From April 1 2013 hundreds of thousands of people became liable for council tax for the first time, after the government decided to cut by 10 per cent the amount available for relief and gave local authorities the power to set their own eligibility criteria. According to Citizens Advice, “Council Tax has overtaken credit cards as the most common debt problem in Britain” (FT Feb.16).

Labour’s only significant reform in 13 years in office was to make the 50% discount on second homes optional from 2004. In 2014 Labour took up the earlier Liberal Democrat policy of a Mansion Tax on homes worth £2m or more, while the Lib Dems now instead want to add higher tax bands. These proposals have generated many letters to the UK press. For every fifty shedding crocodile tears on behalf of cash-poor widows in expensive homes, perhaps one has expressed sympathy for the disproportionate burden borne by band A or band B tax payers. And it remains a mystery why the UK is uniquely attached to value bands that applied in 1991 when, in most countries, property taxes are just based on recent market values. Most owners can easily value their properties from Land Registry information processed by Rightmove, Zoopla and others.

Introducing an element of progressivity into Council Tax is simple enough, by borrowing features of income tax: an allowance for the first £50,000 of value would take hundreds of thousands out of the poverty trap. A higher tax rate for the excess of value above £5m would tap a little of the taxable capacity of the plutocrats.

At the nub of a successful reform is overcoming the lack of ability to pay of the cash-poor and asset-rich. Labour’s proposed means-testing of tax deferral is intrusive. There is a much better way, offering tax deferral for everyone for an equity stake, which would also make the single person discount redundant. Those able and willing to pay cash would be offered a small discount since managing deferral incurs costs, though these costs would be offset by the saving of not having to value the homes of the deferrers. Suppose the tax rate was 1%. For those choosing deferral, the government would register a 1% gross equity stake in the property to be paid out at the next transfer of ownership. After 10 years of deferral, the government would own a 10% equity stake. The combination of the discount and the prospect of having to share future capital gains with the government (i.e. other tax payers) would ensure that many would choose the cash option.

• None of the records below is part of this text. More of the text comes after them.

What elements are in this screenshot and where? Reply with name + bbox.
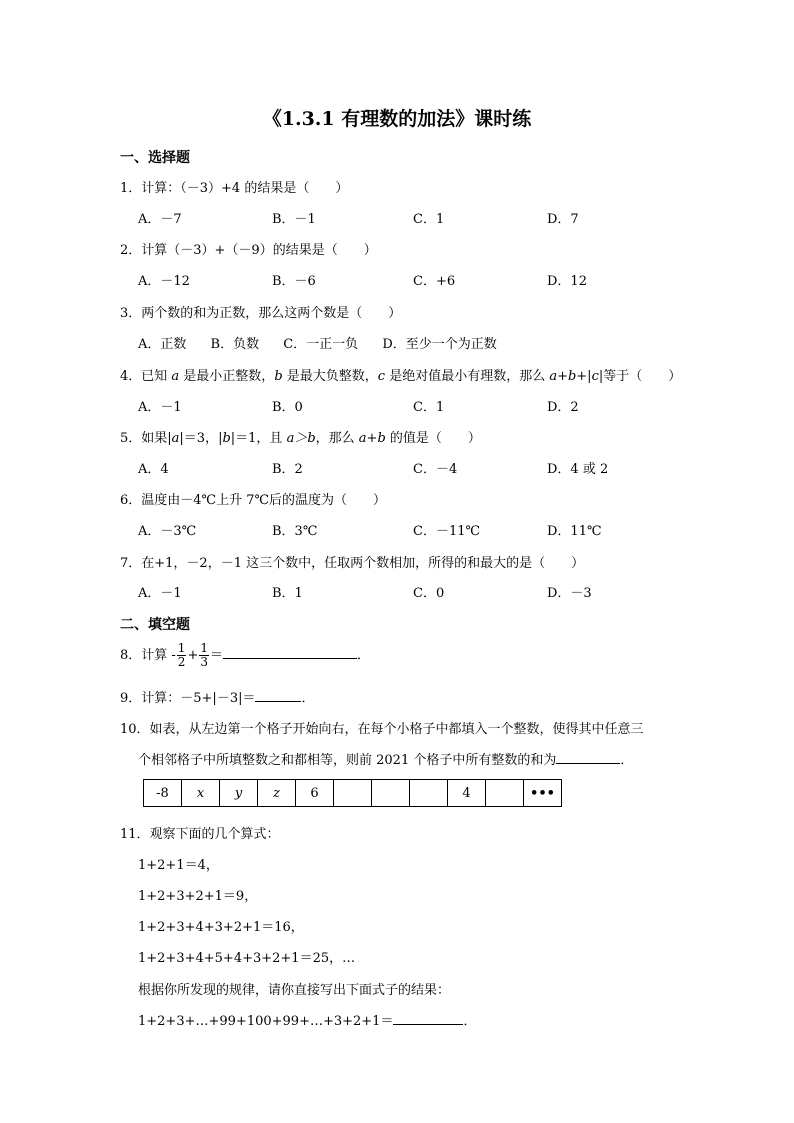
question-9 [120, 687, 314, 706]
q4-expression: a+b+|c| [549, 369, 604, 384]
q8-prefix: 8．计算 - [120, 648, 176, 663]
q5-text-2: |＝1，且 [230, 431, 287, 446]
question-8 [120, 642, 370, 669]
fraction-denominator: 2 [177, 655, 186, 669]
q9-end: ． [301, 691, 315, 706]
grid-cell: 6 [296, 780, 334, 807]
option-d: D．至少一个为正数 [382, 337, 497, 352]
q4-text-4: 等于（ ） [603, 369, 682, 384]
option-d: D．11℃ [547, 524, 602, 539]
option-b: B．－6 [272, 274, 316, 289]
formula-line-3: 1+2+3+4+3+2+1＝16， [138, 920, 304, 935]
option-d: D．4 或 2 [547, 462, 609, 477]
option-a: A．4 [138, 462, 169, 477]
question-1: 1．计算：（－3）+4 的结果是（ ） [120, 181, 349, 196]
option-d: D．12 [547, 274, 587, 289]
grid-cell [372, 780, 410, 807]
q11-final-text: 1+2+3+…+99+100+99+…+3+2+1＝ [138, 1014, 394, 1029]
option-c: C．0 [413, 586, 445, 601]
q11-final-expression [138, 1010, 476, 1029]
formula-line-4: 1+2+3+4+5+4+3+2+1＝25，… [138, 951, 356, 966]
section-fill-in: 二、填空题 [120, 617, 190, 633]
q4-prefix: 4．已知 [120, 369, 172, 384]
q5-text-4: 的值是（ ） [385, 431, 481, 446]
grid-cell [334, 780, 372, 807]
fraction-denominator: 3 [200, 655, 208, 669]
var-b: b [222, 431, 231, 446]
option-a: A．－1 [138, 586, 182, 601]
option-a: A．－1 [138, 400, 182, 415]
fraction-one-half [177, 642, 187, 669]
question-4-options [138, 396, 778, 414]
question-3: 3．两个数的和为正数，那么这两个数是（ ） [120, 306, 402, 321]
answer-blank[interactable] [393, 1011, 463, 1025]
grid-cell [258, 780, 296, 807]
q8-end: ． [357, 648, 371, 663]
question-10-line-2 [138, 749, 633, 768]
option-b: B．负数 [210, 337, 260, 352]
question-5 [120, 427, 481, 446]
question-4 [120, 365, 681, 384]
grid-cell-ellipsis: ••• [524, 780, 562, 807]
q5-expression: a+b [358, 431, 386, 446]
q4-text-1: 是最小正整数， [179, 369, 275, 384]
question-10-line-1: 10．如表，从左边第一个格子开始向右，在每个小格子中都填入一个整数，使得其中任意三 [120, 722, 644, 737]
var-a: a [171, 369, 180, 384]
option-d: D．－3 [547, 586, 592, 601]
formula-line-2: 1+2+3+2+1＝9， [138, 889, 258, 904]
question-6-options [138, 520, 778, 538]
var-b: b [274, 369, 283, 384]
question-5-options [138, 458, 778, 476]
fraction-one-third [199, 642, 209, 669]
formula-line-1: 1+2+1＝4， [138, 858, 219, 873]
grid-cell [182, 780, 220, 807]
var-z: z [273, 785, 280, 801]
q11-end: ． [463, 1014, 477, 1029]
option-a: A．正数 [138, 337, 187, 352]
fraction-numerator: 1 [177, 641, 186, 655]
section-multiple-choice: 一、选择题 [120, 150, 190, 166]
option-a: A．－12 [138, 274, 190, 289]
question-2: 2．计算（－3）+（－9）的结果是（ ） [120, 243, 377, 258]
answer-blank[interactable] [556, 750, 620, 764]
option-a: A．－7 [138, 212, 182, 227]
plus-sign: + [187, 648, 199, 663]
q5-comparison: a＞b [286, 431, 316, 446]
page-title: 《1.3.1 有理数的加法》课时练 [262, 108, 532, 130]
option-d: D．7 [547, 212, 579, 227]
q5-text-1: |＝3，| [179, 431, 223, 446]
question-2-options [138, 270, 778, 288]
answer-blank[interactable] [255, 688, 301, 702]
option-b: B．1 [272, 586, 303, 601]
table-row [144, 780, 562, 807]
q10-end: ． [620, 753, 634, 768]
var-c: c [377, 369, 386, 384]
grid-cell: -8 [144, 780, 182, 807]
grid-cell: 4 [448, 780, 486, 807]
option-c: C．－4 [413, 462, 458, 477]
question-7: 7．在+1，－2，－1 这三个数中，任取两个数相加，所得的和最大的是（ ） [120, 556, 585, 571]
question-6: 6．温度由－4℃上升 7℃后的温度为（ ） [120, 493, 387, 508]
fraction-numerator: 1 [200, 641, 208, 655]
q10-text: 个相邻格子中所填整数之和都相等，则前 2021 个格子中所有整数的和为 [138, 753, 557, 768]
option-b: B．0 [272, 400, 303, 415]
answer-blank[interactable] [223, 645, 357, 659]
var-a: a [171, 431, 180, 446]
number-grid-table [143, 779, 562, 807]
option-c: C．+6 [413, 274, 456, 289]
option-c: C．1 [413, 400, 445, 415]
q5-text-3: ，那么 [315, 431, 359, 446]
question-7-options [138, 582, 778, 600]
q11-instruction: 根据你所发现的规律，请你直接写出下面式子的结果： [138, 983, 451, 998]
grid-cell [410, 780, 448, 807]
q5-prefix: 5．如果| [120, 431, 172, 446]
option-c: C．1 [413, 212, 445, 227]
q4-text-3: 是绝对值最小有理数，那么 [385, 369, 550, 384]
q9-text: 9．计算：－5+|－3|＝ [120, 691, 256, 706]
question-1-options [138, 208, 778, 226]
option-b: B．－1 [272, 212, 316, 227]
grid-cell [220, 780, 258, 807]
question-11: 11．观察下面的几个算式： [120, 827, 280, 842]
option-c: C．－11℃ [413, 524, 481, 539]
q4-text-2: 是最大负整数， [282, 369, 378, 384]
option-c: C．一正一负 [283, 337, 359, 352]
var-y: y [234, 785, 243, 801]
option-d: D．2 [547, 400, 579, 415]
question-3-options [138, 333, 778, 351]
grid-cell [486, 780, 524, 807]
option-a: A．－3℃ [138, 524, 197, 539]
var-x: x [196, 785, 205, 801]
equals-sign: ＝ [209, 648, 223, 663]
option-b: B．2 [272, 462, 303, 477]
option-b: B．3℃ [272, 524, 318, 539]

Such a property tax would encourage down-sizing, which with ageing and other reasons for turnover, would ensure that a regular supply of properties came on the market, generating tax revenue, though in the first few years revenues would be below their long-term levels. Central government should take tax deferrals on its balance sheet and supplement the annual rate support grant, which provides the great bulk of local authority revenue, with the annual cash equivalent of the deferred tax payments for that year. There is no reason why bond markets would increase the government’s cost of borrowing as a result of this property tax reform.

For the economy multiple benefits would follow. At the bottom of the market where pockets of negative equity and repossession risk remain, house prices would rise. At the upper ends of the market, prices would fall, inducing a temporary decline in the UK house price indices, making housing a little more affordable for the young. With lower prospective returns, many of the tens of thousands of empty up-market homes currently owned by foreign investors would either be sold or brought into rental occupation to restore returns. Upward pressure on rents in London would moderate. As some foreign speculators pull out, Sterling should fall, improving the balance of the UK’s recovery a little towards exports and away from consumption. More efficient use of the housing stock raises UK productivity.